Encore un petit effort et tous les Français sauront placer Vaduz, la
capitale du Liechtenstein, sur une carte. Le scandale financier d’évasion
fiscale via la principauté qui a débuté en Allemagne touche depuis quelques
jours la France. Une liste de 200 contribuables, fournies à Paris par les
services britanniques, va être épluchée par les autorités. Le gouvernement,
par la voix du ministre du Budget, Éric Wœrth, a décidé d’être intraitable.
Une bonne manière de montrer que les riches ne sont pas à l’abri des
contrôles.
Mais le problème franco-français est presque anecdotique. C’est ce qu’ont
relevé les syndicats des impôts qui demandent des «outils juridiques au
niveau européen», comme l’a fait hier la CGT Impôts.
Le Snui (syndicat national unifié
des impôts) note, lui, que, depuis quelques années, les gouvernements
préfèrent cibler leurs efforts de contrôle sur les fraudes à la TVA, plutôt
que sur l’international. En moyenne, selon le Snui, les directions chargées
de contrôler les montages fiscaux internationaux ont redressé pour 3 à 3,5
milliards d’euros par an. A rapporter à une fraude qui flirterait avec les
25 milliards d’euros l’année.
Sur le front européen, les choses bougent lentement. Le Liechtenstein s’est
dit prêt hier à faire des efforts avec l’Union européenne.
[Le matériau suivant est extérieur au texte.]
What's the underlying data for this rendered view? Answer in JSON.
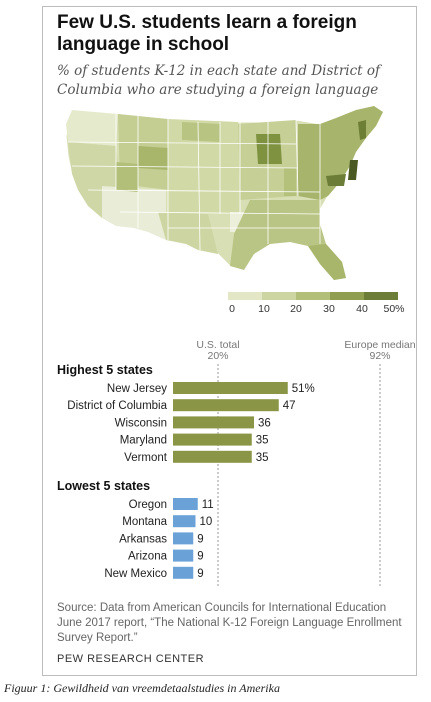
{
  "title": "Few U.S. students learn a foreign language in school",
  "subtitle": "% of students K-12 in each state and District of Columbia who are studying a foreign language",
  "legend": {
    "labels": [
      "0",
      "10",
      "20",
      "30",
      "40",
      "50%"
    ],
    "colors": [
      "#e3e7c6",
      "#cdd6a2",
      "#b1bf78",
      "#8f9f4f",
      "#6b7d36",
      "#4b5a22"
    ]
  },
  "reference_lines": {
    "us_total": {
      "label": "U.S. total",
      "value": 20,
      "value_label": "20%"
    },
    "europe_median": {
      "label": "Europe median",
      "value": 92,
      "value_label": "92%"
    }
  },
  "chart_data": {
    "type": "bar",
    "orientation": "horizontal",
    "groups": [
      {
        "name": "Highest 5 states",
        "color": "#8a9646",
        "categories": [
          "New Jersey",
          "District of Columbia",
          "Wisconsin",
          "Maryland",
          "Vermont"
        ],
        "values": [
          51,
          47,
          36,
          35,
          35
        ],
        "labels": [
          "51%",
          "47",
          "36",
          "35",
          "35"
        ]
      },
      {
        "name": "Lowest 5 states",
        "color": "#6aa2d8",
        "categories": [
          "Oregon",
          "Montana",
          "Arkansas",
          "Arizona",
          "New Mexico"
        ],
        "values": [
          11,
          10,
          9,
          9,
          9
        ],
        "labels": [
          "11",
          "10",
          "9",
          "9",
          "9"
        ]
      }
    ],
    "xlim": [
      0,
      100
    ]
  },
  "source": "Source: Data from American Councils for International Education June 2017 report, “The National K-12 Foreign Language Enrollment Survey Report.”",
  "brand": "PEW RESEARCH CENTER",
  "caption": "Figuur 1: Gewildheid van vreemdetaalstudies in Amerika"
}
Pas question de
basculer dans la transparence la plus évidente, le pays, par la bouche de
son Premier ministre, Otmar Hasler, parle juste de «trouver un compromis
raisonnable». C’est-à-dire peut-être aboutir à «une conclusion positive» des
négociations lancées il y a déjà six mois avec l’UE, sur un accord de
coopération sur la fraude. Un tel texte a été signé avec la Suisse.
Considéré comme un paradis fiscal comme Andorre et Monaco par l’OCDE, la
principauté a déjà fait savoir qu’elle maintiendrait son secret bancaire et
l’anonymat des fondations. L’Union dispose cependant d’un argument de poids:
si Vaduz veut entrer en zone Schengen, la principauté devra avancer sur la
coopération fiscale. Finalement, il reste peut-être un peu de temps aux
contribuables les moins dotés pour apprendre à situer Vaduz sur une carte.